What Actually Works: Purpose-Built Systems
Live trading requires five things ChatGPT can't provide:
- Sub-millisecond execution — hardcoded logic, not LLM inference
- State persistence — tracking positions, margin, and risk in real time
- Deterministic risk controls — stops and exits that can't be overridden
- Direct broker integration — API connection with fallback redundancy
- Live retraining — parameters adjust as market conditions shift
This is exactly what Alorny builds in MT5 Expert Advisors. Working demo in 45 minutes. Full delivery in hours. Every EA includes a complete backtest report showing real historical performance—not hallucinated results.
The Real Cost of DIY LLM Trading
You could spend $10k+ building a wrapper around ChatGPT, trying to thread the needle on latency and state management. You'd learn the hard way that LLMs weren't designed for this. You'd lose money proving it. Then you'd hire someone to build it right.
Or you skip the $10k detour.
Traders who tried prompt-engineering their way to profits did it with small accounts.
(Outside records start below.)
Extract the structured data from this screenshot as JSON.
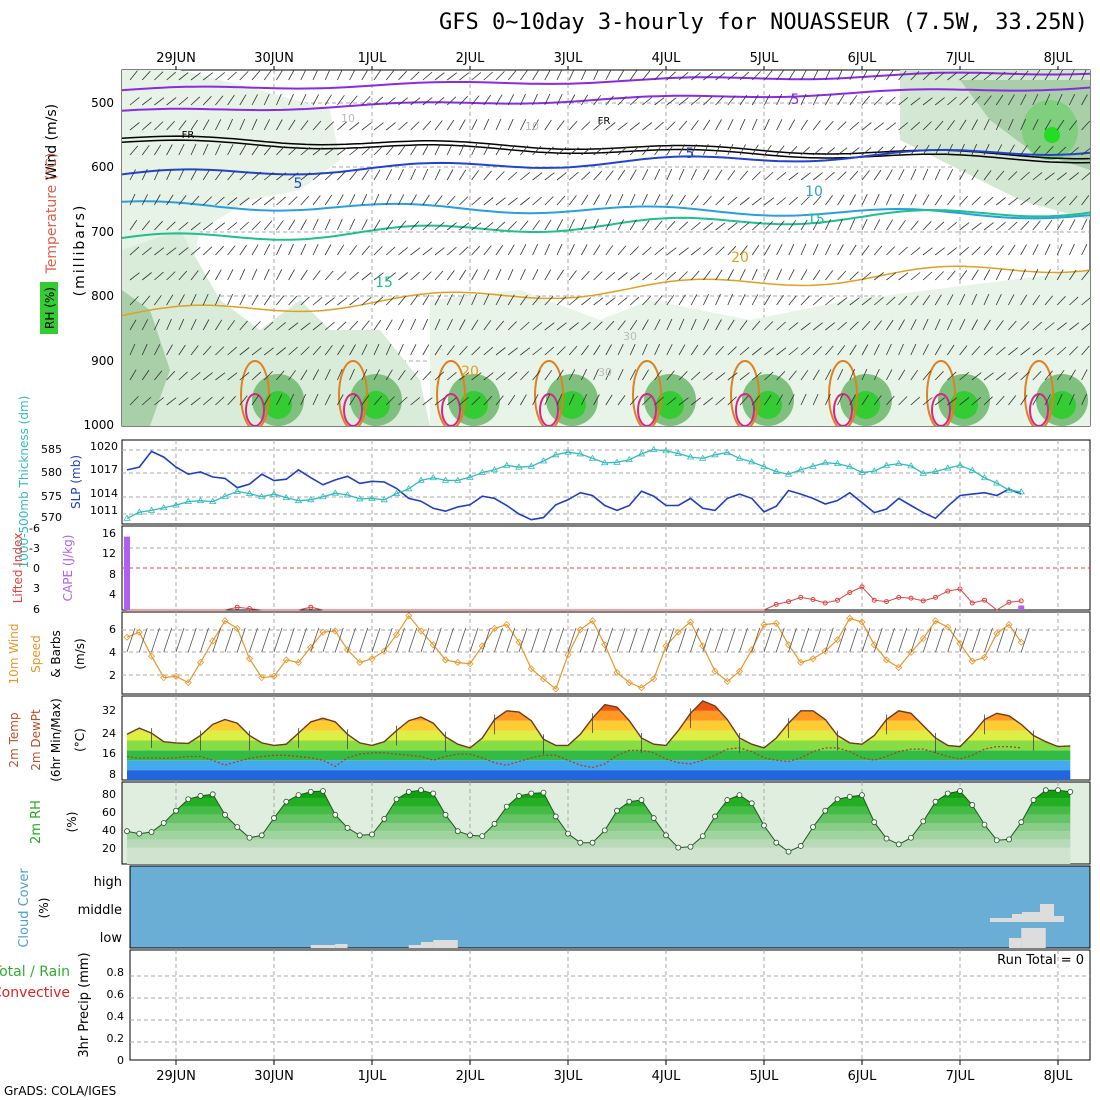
{
  "title": "GFS 0~10day 3-hourly for NOUASSEUR (7.5W, 33.25N)",
  "credit": "GrADS: COLA/IGES",
  "colors": {
    "rh_green": "#33cc33",
    "slp": "#1f3fbf",
    "thickness": "#33bbbb",
    "wind10": "#e8962a",
    "lifted": "#dd4444",
    "cape": "#b060f0",
    "cloud": "#6aaed6",
    "cloud_fill": "#dddddd"
  },
  "chart_data": [
    {
      "type": "cross-section",
      "panel": "upper-air",
      "x_labels": [
        "29JUN",
        "30JUN",
        "1JUL",
        "2JUL",
        "3JUL",
        "4JUL",
        "5JUL",
        "6JUL",
        "7JUL",
        "8JUL"
      ],
      "ylabel_parts": [
        "RH (%)",
        "Temperature (°C)",
        "Wind (m/s)"
      ],
      "ylabel_unit": "(millibars)",
      "y_ticks": [
        500,
        600,
        700,
        800,
        900,
        1000
      ],
      "ylim": [
        450,
        1000
      ],
      "contour_labels": [
        "5",
        "FR",
        "5",
        "5",
        "10",
        "15",
        "15",
        "20",
        "20",
        "30",
        "30",
        "10",
        "10"
      ]
    },
    {
      "type": "line",
      "panel": "slp-thickness",
      "ylabel_left": "1000-500mb Thickness (dm)",
      "ylabel_right": "SLP (mb)",
      "left_ticks": [
        "570",
        "575",
        "580",
        "585"
      ],
      "right_ticks": [
        "1011",
        "1014",
        "1017",
        "1020"
      ],
      "series": [
        {
          "name": "SLP",
          "axis": "right",
          "values": [
            1017.2,
            1017.6,
            1019.8,
            1019.0,
            1017.6,
            1016.6,
            1016.9,
            1016.2,
            1016.0,
            1014.7,
            1015.2,
            1016.6,
            1015.7,
            1015.9,
            1017.2,
            1016.1,
            1015.1,
            1015.8,
            1016.3,
            1015.3,
            1015.6,
            1015.5,
            1014.6,
            1013.2,
            1012.8,
            1011.8,
            1011.4,
            1012.0,
            1012.3,
            1013.5,
            1013.2,
            1012.2,
            1011.0,
            1010.2,
            1010.5,
            1012.3,
            1013.0,
            1014.0,
            1013.6,
            1012.2,
            1011.5,
            1012.2,
            1014.2,
            1013.5,
            1012.2,
            1012.2,
            1013.2,
            1011.8,
            1011.5,
            1013.2,
            1013.8,
            1013.2,
            1011.3,
            1012.1,
            1014.3,
            1013.8,
            1013.2,
            1012.4,
            1012.9,
            1014.0,
            1012.6,
            1011.2,
            1011.7,
            1013.2,
            1012.2,
            1011.2,
            1010.4,
            1012.1,
            1013.6,
            1013.8,
            1014.0,
            1013.6,
            1014.5,
            1013.8
          ]
        },
        {
          "name": "1000-500mb Thickness",
          "axis": "left",
          "values": [
            569.6,
            571.0,
            571.4,
            572.0,
            572.6,
            573.4,
            573.6,
            573.4,
            574.6,
            575.7,
            575.2,
            574.5,
            575.1,
            574.3,
            573.6,
            573.8,
            574.5,
            575.3,
            574.9,
            574.0,
            574.1,
            573.8,
            575.2,
            576.3,
            578.2,
            578.8,
            578.2,
            578.2,
            578.9,
            580.0,
            580.6,
            581.6,
            581.2,
            581.4,
            582.6,
            584.0,
            584.6,
            584.2,
            583.2,
            582.2,
            582.3,
            582.9,
            584.2,
            585.2,
            584.9,
            584.3,
            583.5,
            583.2,
            584.0,
            584.5,
            583.2,
            582.4,
            581.3,
            580.2,
            579.6,
            580.6,
            581.4,
            582.2,
            582.0,
            581.3,
            580.0,
            580.3,
            581.6,
            582.0,
            581.5,
            579.8,
            580.2,
            581.0,
            581.6,
            580.5,
            578.8,
            577.6,
            576.0,
            575.6
          ]
        }
      ]
    },
    {
      "type": "bar-line",
      "panel": "stability",
      "ylabel_left": "Lifted Index",
      "ylabel_right": "CAPE (J/kg)",
      "left_ticks": [
        "-6",
        "-3",
        "0",
        "3",
        "6"
      ],
      "right_ticks": [
        "4",
        "8",
        "12",
        "16"
      ],
      "series": [
        {
          "name": "Lifted Index",
          "values": [
            6,
            6,
            6,
            6,
            6,
            6,
            6,
            6,
            6,
            5.6,
            5.8,
            6,
            6,
            6,
            6,
            5.6,
            6,
            6,
            6,
            6,
            6,
            6,
            6,
            6,
            6,
            6,
            6,
            6,
            6,
            6,
            6,
            6,
            6,
            6,
            6,
            6,
            6,
            6,
            6,
            6,
            6,
            6,
            6,
            6,
            6,
            6,
            6,
            6,
            6,
            6,
            6,
            6,
            6,
            5.2,
            4.8,
            4.2,
            4.5,
            5.0,
            4.6,
            3.5,
            2.7,
            4.6,
            4.8,
            4.2,
            4.3,
            4.7,
            4.2,
            3.3,
            3.0,
            5.0,
            4.6,
            6,
            4.9,
            4.7
          ]
        },
        {
          "name": "CAPE",
          "values": [
            16.3,
            0,
            0,
            0,
            0,
            0,
            0,
            0,
            0,
            0,
            0,
            0,
            0,
            0,
            0,
            0,
            0,
            0,
            0,
            0,
            0,
            0,
            0,
            0,
            0,
            0,
            0,
            0,
            0,
            0,
            0,
            0,
            0,
            0,
            0,
            0,
            0,
            0,
            0,
            0,
            0,
            0,
            0,
            0,
            0,
            0,
            0,
            0,
            0,
            0,
            0,
            0,
            0,
            0,
            0,
            0,
            0,
            0,
            0,
            0,
            0,
            0,
            0,
            0,
            0,
            0,
            0,
            0,
            0,
            0,
            0,
            0,
            0,
            1.0
          ]
        }
      ]
    },
    {
      "type": "line",
      "panel": "wind10m",
      "ylabel": "10m Wind Speed & Barbs (m/s)",
      "ylabel_parts": [
        "10m Wind",
        "Speed",
        "& Barbs",
        "(m/s)"
      ],
      "y_ticks": [
        "2",
        "4",
        "6"
      ],
      "ylim": [
        0.5,
        7
      ],
      "series": [
        {
          "name": "10m Wind Speed",
          "values": [
            5.0,
            5.4,
            3.5,
            1.8,
            1.9,
            1.4,
            3.0,
            4.7,
            6.3,
            5.7,
            3.3,
            1.8,
            1.9,
            3.2,
            3.0,
            4.2,
            5.4,
            5.5,
            4.0,
            3.0,
            3.3,
            3.9,
            5.2,
            6.7,
            5.5,
            4.4,
            3.2,
            3.0,
            2.9,
            4.3,
            5.7,
            6.0,
            4.6,
            2.5,
            1.7,
            0.9,
            3.6,
            5.6,
            6.3,
            4.4,
            2.2,
            1.4,
            1.0,
            1.7,
            4.3,
            5.4,
            6.2,
            4.3,
            2.3,
            1.5,
            2.3,
            4.0,
            6.0,
            6.1,
            4.4,
            3.0,
            3.3,
            3.9,
            4.8,
            6.5,
            6.2,
            4.4,
            3.2,
            2.6,
            3.8,
            4.9,
            6.3,
            5.8,
            4.5,
            3.1,
            3.4,
            5.3,
            6.0,
            4.6
          ]
        }
      ]
    },
    {
      "type": "area",
      "panel": "temperature",
      "ylabel_parts": [
        "2m Temp",
        "2m DewPt",
        "(6hr Min/Max)",
        "(°C)"
      ],
      "y_ticks": [
        "8",
        "16",
        "24",
        "32"
      ],
      "ylim": [
        4,
        38
      ],
      "series": [
        {
          "name": "2m Temp",
          "values": [
            22.5,
            25.0,
            23.0,
            19.5,
            19.0,
            18.8,
            22.0,
            26.5,
            28.5,
            27.0,
            22.0,
            19.0,
            18.0,
            18.5,
            23.0,
            27.5,
            29.0,
            27.5,
            22.5,
            19.0,
            18.0,
            19.5,
            24.0,
            28.0,
            29.5,
            27.0,
            21.5,
            18.5,
            17.0,
            21.0,
            28.5,
            32.0,
            31.5,
            28.0,
            20.5,
            18.0,
            18.0,
            22.5,
            29.0,
            34.5,
            33.5,
            28.0,
            21.0,
            18.5,
            18.0,
            24.0,
            31.0,
            36.0,
            34.0,
            28.5,
            21.0,
            18.5,
            17.0,
            21.0,
            27.0,
            32.0,
            32.0,
            28.5,
            22.0,
            19.0,
            18.5,
            22.0,
            28.5,
            32.0,
            31.0,
            26.0,
            21.0,
            18.0,
            17.5,
            22.5,
            28.5,
            31.0,
            30.0,
            26.5,
            22.0,
            19.5,
            17.5,
            17.8
          ]
        },
        {
          "name": "2m DewPt",
          "values": [
            13.5,
            12.8,
            13.0,
            12.8,
            13.0,
            13.5,
            13.5,
            12.0,
            10.0,
            11.5,
            12.8,
            13.5,
            14.0,
            14.0,
            13.5,
            13.0,
            12.0,
            9.5,
            13.0,
            14.5,
            15.0,
            15.0,
            14.5,
            14.0,
            13.5,
            12.0,
            13.5,
            14.5,
            14.5,
            13.0,
            11.0,
            10.0,
            11.5,
            13.0,
            14.0,
            14.0,
            12.0,
            10.0,
            9.0,
            10.5,
            14.0,
            16.0,
            16.0,
            15.0,
            12.5,
            11.0,
            10.5,
            12.0,
            14.0,
            16.5,
            17.0,
            15.5,
            13.0,
            12.0,
            11.5,
            13.0,
            15.5,
            17.0,
            17.0,
            15.5,
            13.0,
            12.0,
            13.5,
            15.5,
            16.5,
            16.5,
            15.0,
            13.5,
            12.5,
            14.0,
            16.5,
            17.5,
            17.5,
            17.0
          ]
        }
      ]
    },
    {
      "type": "area",
      "panel": "rh2m",
      "ylabel_parts": [
        "2m RH",
        "(%)"
      ],
      "y_ticks": [
        "20",
        "40",
        "60",
        "80"
      ],
      "ylim": [
        0,
        100
      ],
      "series": [
        {
          "name": "2m RH",
          "values": [
            40.0,
            37.0,
            39.0,
            50.0,
            65.0,
            79.0,
            83.0,
            85.0,
            60.0,
            45.0,
            32.0,
            35.0,
            56.0,
            76.0,
            84.0,
            88.0,
            89.0,
            60.0,
            44.0,
            35.0,
            36.0,
            55.0,
            79.0,
            88.0,
            90.0,
            86.0,
            60.0,
            40.0,
            35.0,
            34.0,
            49.0,
            70.0,
            83.0,
            86.0,
            87.0,
            58.0,
            37.0,
            26.0,
            26.0,
            41.0,
            65.0,
            76.0,
            78.0,
            56.0,
            35.0,
            20.0,
            21.0,
            34.0,
            58.0,
            78.0,
            84.0,
            74.0,
            47.0,
            26.0,
            15.0,
            22.0,
            45.0,
            65.0,
            79.0,
            82.0,
            84.0,
            51.0,
            31.0,
            24.0,
            32.0,
            52.0,
            76.0,
            86.0,
            89.0,
            72.0,
            48.0,
            29.0,
            30.0,
            51.0,
            78.0,
            90.0,
            90.0,
            88.0
          ]
        }
      ]
    },
    {
      "type": "area",
      "panel": "cloud",
      "ylabel": "Cloud Cover (%)",
      "ylabel_parts": [
        "Cloud Cover",
        "(%)"
      ],
      "level_labels": [
        "high",
        "middle",
        "low"
      ],
      "series": [
        {
          "name": "low",
          "values": [
            0,
            0,
            0,
            0,
            0,
            0,
            0,
            0,
            0,
            0,
            0,
            0,
            0,
            0,
            0,
            3,
            3,
            4,
            0,
            0,
            0,
            0,
            0,
            3,
            6,
            8,
            8,
            0,
            0,
            0,
            0,
            0,
            0,
            0,
            0,
            0,
            0,
            0,
            0,
            0,
            0,
            0,
            0,
            0,
            0,
            0,
            0,
            0,
            0,
            0,
            0,
            0,
            0,
            0,
            0,
            0,
            0,
            0,
            0,
            0,
            0,
            0,
            0,
            0,
            0,
            0,
            0,
            0,
            0,
            0,
            0,
            0,
            10,
            20,
            20
          ]
        },
        {
          "name": "middle",
          "values": [
            0,
            0,
            0,
            0,
            0,
            0,
            0,
            0,
            0,
            0,
            0,
            0,
            0,
            0,
            0,
            0,
            0,
            0,
            0,
            0,
            0,
            0,
            0,
            0,
            0,
            0,
            0,
            0,
            0,
            0,
            0,
            0,
            0,
            0,
            0,
            0,
            0,
            0,
            0,
            0,
            0,
            0,
            0,
            0,
            0,
            0,
            0,
            0,
            0,
            0,
            0,
            0,
            0,
            0,
            0,
            0,
            0,
            0,
            0,
            0,
            0,
            0,
            0,
            0,
            0,
            0,
            0,
            0,
            0,
            0,
            0,
            0,
            0,
            0,
            0
          ]
        }
      ]
    },
    {
      "type": "bar",
      "panel": "precip",
      "ylabel": "3hr Precip (mm)",
      "legend_total": "Total / Rain",
      "legend_conv": "Convective",
      "y_ticks": [
        "0",
        "0.2",
        "0.4",
        "0.6",
        "0.8"
      ],
      "ylim": [
        0,
        1
      ],
      "run_total": "Run Total = 0",
      "series": [
        {
          "name": "Total",
          "values": [
            0,
            0,
            0,
            0,
            0,
            0,
            0,
            0,
            0,
            0
          ]
        }
      ]
    }
  ]
}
They didn't scale. The ones who scaled all did the same thing: they invested in custom Expert Advisors that execute code, not guesses. From $100 for simple EAs. From $300 for AI-driven systems with full backtests.
The choice is between debugging a hallucinating LLM at 3am during a drawdown, or having a hardcoded system that just works.
Key Takeaways
- ChatGPT is a text predictor. Trading needs price prediction plus real-time execution. These are different problems.
- Inference latency (seconds) destroys live trading (milliseconds). No engineering fix closes that gap.
- Stateless models reset after every prompt—they can't track positions, margin, or cumulative risk.
- Hallucinations are fatal. Confident wrong data at the wrong moment = liquidation.
- Purpose-built EAs with hardcoded execution and integrated risk controls are the only reliable way.
- Every trader who scaled past manual execution made one decision: invest in a system that executes your strategy, not an LLM that talks about it.